What is &stack_pos, the address of stack_pos?  Is it properly aligned?


(gdb) p &stack_pos
$1 = (max_align_t *) 0xbc1fec0
(gdb) p (char *)&stack_pos
$2 = 0xbc1fec0 "" 

I don't see anything wrong here ?

Also, can you tell what Windows exception was translated into SIGSEGV?
I think GDB will show that information if you issue the following
command before running the segfaulting program:

  (gdb) set debugexceptions 1

[New Thread 1144.0x5860]
gdb: Target exception EXCEPTION_ACCESS_VIOLATION at 0x4001ecb07

Fabrice 

Reply | Threaded
Open this post in threaded view
|

Re: Emacs-26 threads problem [win64]

Fabrice Popineau-3
In reply to this post by Eli Zaretskii


2017-10-10 18:48 GMT+02:00 Eli Zaretskii <[hidden email]>:
> Date: Tue, 10 Oct 2017 19:30:11 +0300
> From: Eli Zaretskii <[hidden email]>
> Cc: [hidden email]
>
> > From: Fabrice Popineau <[hidden email]>
> > Date: Tue, 10 Oct 2017 18:13:19 +0200
> > Cc: Emacs developers <[hidden email]>
> >
> > (gdb) p stack_pos
> > $3 = {__max_align_ll = 0, __max_align_ld = 3.587554638101247699761989924457637e-4943}
>
> What is &stack_pos, the address of stack_pos?  Is it properly aligned?

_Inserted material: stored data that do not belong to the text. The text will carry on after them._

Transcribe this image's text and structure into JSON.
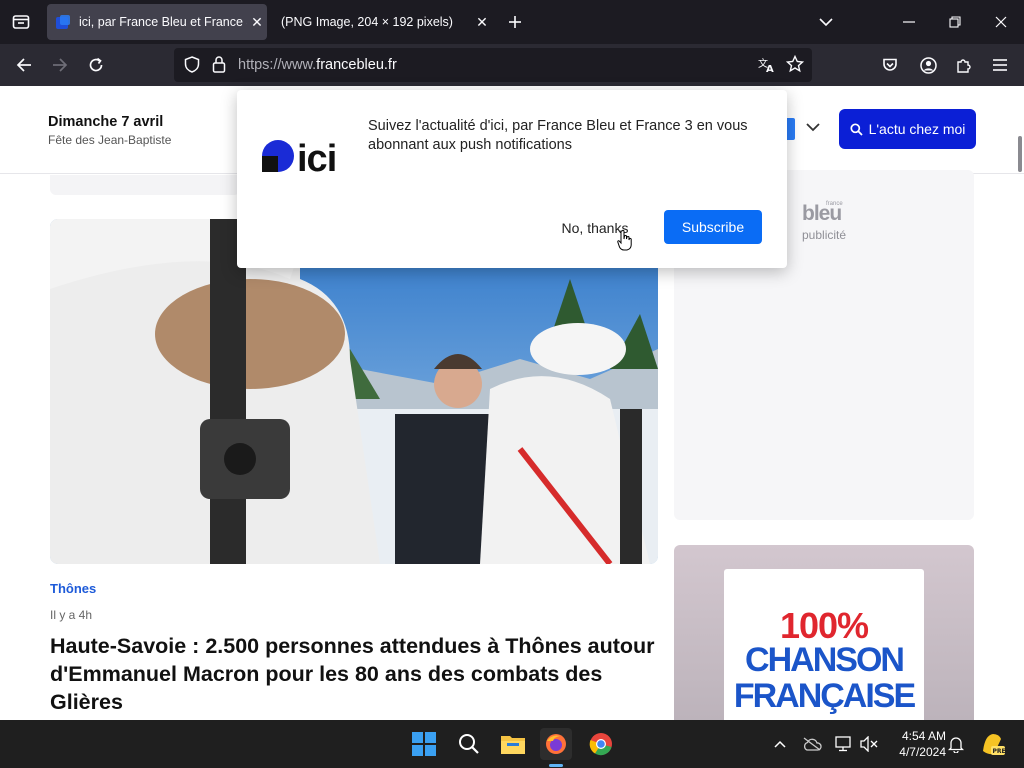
{
  "browser": {
    "tabs": [
      {
        "title": "ici, par France Bleu et France 3",
        "active": true
      },
      {
        "title": "(PNG Image, 204 × 192 pixels)",
        "active": false
      }
    ],
    "url_protocol": "https://www.",
    "url_domain": "francebleu.fr"
  },
  "site": {
    "date": "Dimanche 7 avril",
    "saint": "Fête des Jean-Baptiste",
    "actu_button": "L'actu chez moi"
  },
  "article": {
    "category": "Thônes",
    "time_ago": "Il y a 4h",
    "headline": "Haute-Savoie : 2.500 personnes attendues à Thônes autour d'Emmanuel Macron pour les 80 ans des combats des Glières"
  },
  "sidebar": {
    "ad_logo": "bleu",
    "ad_logo_small": "france",
    "ad_label": "publicité",
    "promo_line1": "100%",
    "promo_line2": "CHANSON",
    "promo_line3": "FRANÇAISE"
  },
  "popup": {
    "logo_text": "ici",
    "message": "Suivez l'actualité d'ici, par France Bleu et France 3 en vous abonnant aux push notifications",
    "no_thanks": "No, thanks",
    "subscribe": "Subscribe"
  },
  "taskbar": {
    "time": "4:54 AM",
    "date": "4/7/2024"
  },
  "colors": {
    "brand_blue": "#0b1fd6",
    "subscribe_blue": "#0a6cf5",
    "category_blue": "#1e5bd9"
  }
}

Also, this very snippet runs every time a non-main thread is run by
Emacs, and yet all of the 18 tests before this one succeeded for you.
What is different in this 19th test that it fails?

What does this test do exactly ? (Well I could read the code but ... doing many other things in parallel)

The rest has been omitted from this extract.